India's answer, so far, is smaller than the exposure it is meant to close. On November 26, 2025, the Union Cabinet approved a Rs 7,280 crore scheme to build 6,000 tonnes a year of integrated rare earth permanent-magnet manufacturing capacity nationwide, a Ministry of Heavy Industries release states. Six thousand tonnes a year of finished magnet capacity is a start, not a substitute for the more than 7.3 million tonnes of rare earth oxide already sitting in the ground between the coastal monazite and the Balotra find, our calculation from the AMD and DAE figures above.

Bar chart: the IEA estimates 6.5 trillion dollars of production outside China exposed to rare earth supply shocks, with automotive alone facing 3 trillion dollars of direct exposure.

Chart: The Signal.

The honest objection

The strongest case against reading this as neglect is that monazite is not an ordinary ore. AMD's own description of the resource notes it is roughly 10 percent thorium oxide by weight, a radioactive material regulated as an atomic mineral. That is precisely why a single department-of-atomic-energy company, not a private or foreign one, has controlled its extraction and refining since 1963: this was never a resource India could simply hand to the fastest bidder, and a cautious, centralised build-out has a real safety rationale.

That case explains the caution. It does not explain the size of the fix. A country that has managed a radioactive ore safely enough to keep mining it for six decades has also had six decades to scale processing beyond one extraction plant and one refining unit. Hazard management explains why the field stayed narrow; a new scheme sized at 6,000 tonnes a year, against reserves in the millions and quantity-wise import dependence above 84 percent, is a choice about priority, not a limit imposed by the ore itself.

The Signal

The IEA's warning reads, on its surface, like the world discovering a Chinese chokehold it did not see coming. For India, it is closer to a resource that was always domestic being treated, for six decades, as someone else's problem to refine. Watch the 6,000-tonne-a-year target. Growth there would mean India finally building toward the resource it already owns; a stall would leave the one-year suspension on China's October 2025 controls as the only thing standing between Indian assembly lines and the next licensing delay. Ore in the ground has never protected a factory floor. Only refining capacity does.
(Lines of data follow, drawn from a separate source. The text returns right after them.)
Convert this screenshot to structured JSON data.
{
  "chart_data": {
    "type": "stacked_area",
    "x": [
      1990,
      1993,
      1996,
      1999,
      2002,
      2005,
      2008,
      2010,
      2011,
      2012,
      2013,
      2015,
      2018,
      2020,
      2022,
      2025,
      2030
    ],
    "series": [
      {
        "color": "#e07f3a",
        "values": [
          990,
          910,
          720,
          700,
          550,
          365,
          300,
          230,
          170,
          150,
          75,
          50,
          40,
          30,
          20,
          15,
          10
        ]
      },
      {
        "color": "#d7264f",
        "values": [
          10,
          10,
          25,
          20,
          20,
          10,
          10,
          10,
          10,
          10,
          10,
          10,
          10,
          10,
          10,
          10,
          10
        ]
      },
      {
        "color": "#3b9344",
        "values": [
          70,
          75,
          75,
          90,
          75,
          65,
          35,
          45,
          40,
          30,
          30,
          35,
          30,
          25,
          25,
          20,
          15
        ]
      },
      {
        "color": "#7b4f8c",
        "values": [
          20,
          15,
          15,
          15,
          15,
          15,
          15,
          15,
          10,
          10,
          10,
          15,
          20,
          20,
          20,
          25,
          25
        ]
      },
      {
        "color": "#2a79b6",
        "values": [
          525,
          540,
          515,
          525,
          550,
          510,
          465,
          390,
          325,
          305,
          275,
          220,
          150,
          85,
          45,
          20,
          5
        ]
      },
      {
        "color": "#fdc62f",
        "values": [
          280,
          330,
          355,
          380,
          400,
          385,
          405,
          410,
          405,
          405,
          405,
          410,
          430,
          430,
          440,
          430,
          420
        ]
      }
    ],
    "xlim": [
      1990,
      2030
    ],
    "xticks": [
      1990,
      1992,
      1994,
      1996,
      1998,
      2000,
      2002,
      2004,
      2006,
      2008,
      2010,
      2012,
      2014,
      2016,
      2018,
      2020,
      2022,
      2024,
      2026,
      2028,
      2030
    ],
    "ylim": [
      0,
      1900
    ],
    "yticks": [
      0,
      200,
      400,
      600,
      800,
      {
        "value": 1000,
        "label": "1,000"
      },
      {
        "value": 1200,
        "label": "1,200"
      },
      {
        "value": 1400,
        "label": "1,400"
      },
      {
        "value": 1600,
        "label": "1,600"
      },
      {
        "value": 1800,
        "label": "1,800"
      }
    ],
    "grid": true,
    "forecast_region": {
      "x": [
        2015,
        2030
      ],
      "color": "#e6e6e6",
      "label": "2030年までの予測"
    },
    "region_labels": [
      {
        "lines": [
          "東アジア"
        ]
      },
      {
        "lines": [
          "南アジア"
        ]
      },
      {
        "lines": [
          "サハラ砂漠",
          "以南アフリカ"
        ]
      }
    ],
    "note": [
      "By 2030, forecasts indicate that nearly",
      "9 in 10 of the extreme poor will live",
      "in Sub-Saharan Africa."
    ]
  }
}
Reporting basis: the rare earth reserve figures are from India's Atomic Minerals Directorate for Exploration and Research, as carried in a Lok Sabha reply and a National Critical Mineral Mission backgrounder, both via the Press Information Bureau. IREL's operating footprint is from a separate PIB backgrounder on India's rare earth strategy, and the Union Cabinet's magnet-manufacturing scheme is from a Ministry of Heavy Industries release, also via PIB. India's China import-dependence range is from a Government of India explainer citing official trade data. China's 2025 mine output, its global share and the 2025 export-control timeline are from the US Geological Survey's Mineral Commodity Summaries 2026. The IEA's $6.5 trillion exposure estimate is from its Global Critical Minerals Outlook 2026, as reported by Benzinga citing Reuters. The Bajaj Auto and Mahindra & Mahindra production disruptions are as reported by Outlook Business. The combined 7.3-million-tonne reserve total, and the framing of the new scheme's capacity against that total, are The Signal's calculations from the figures above.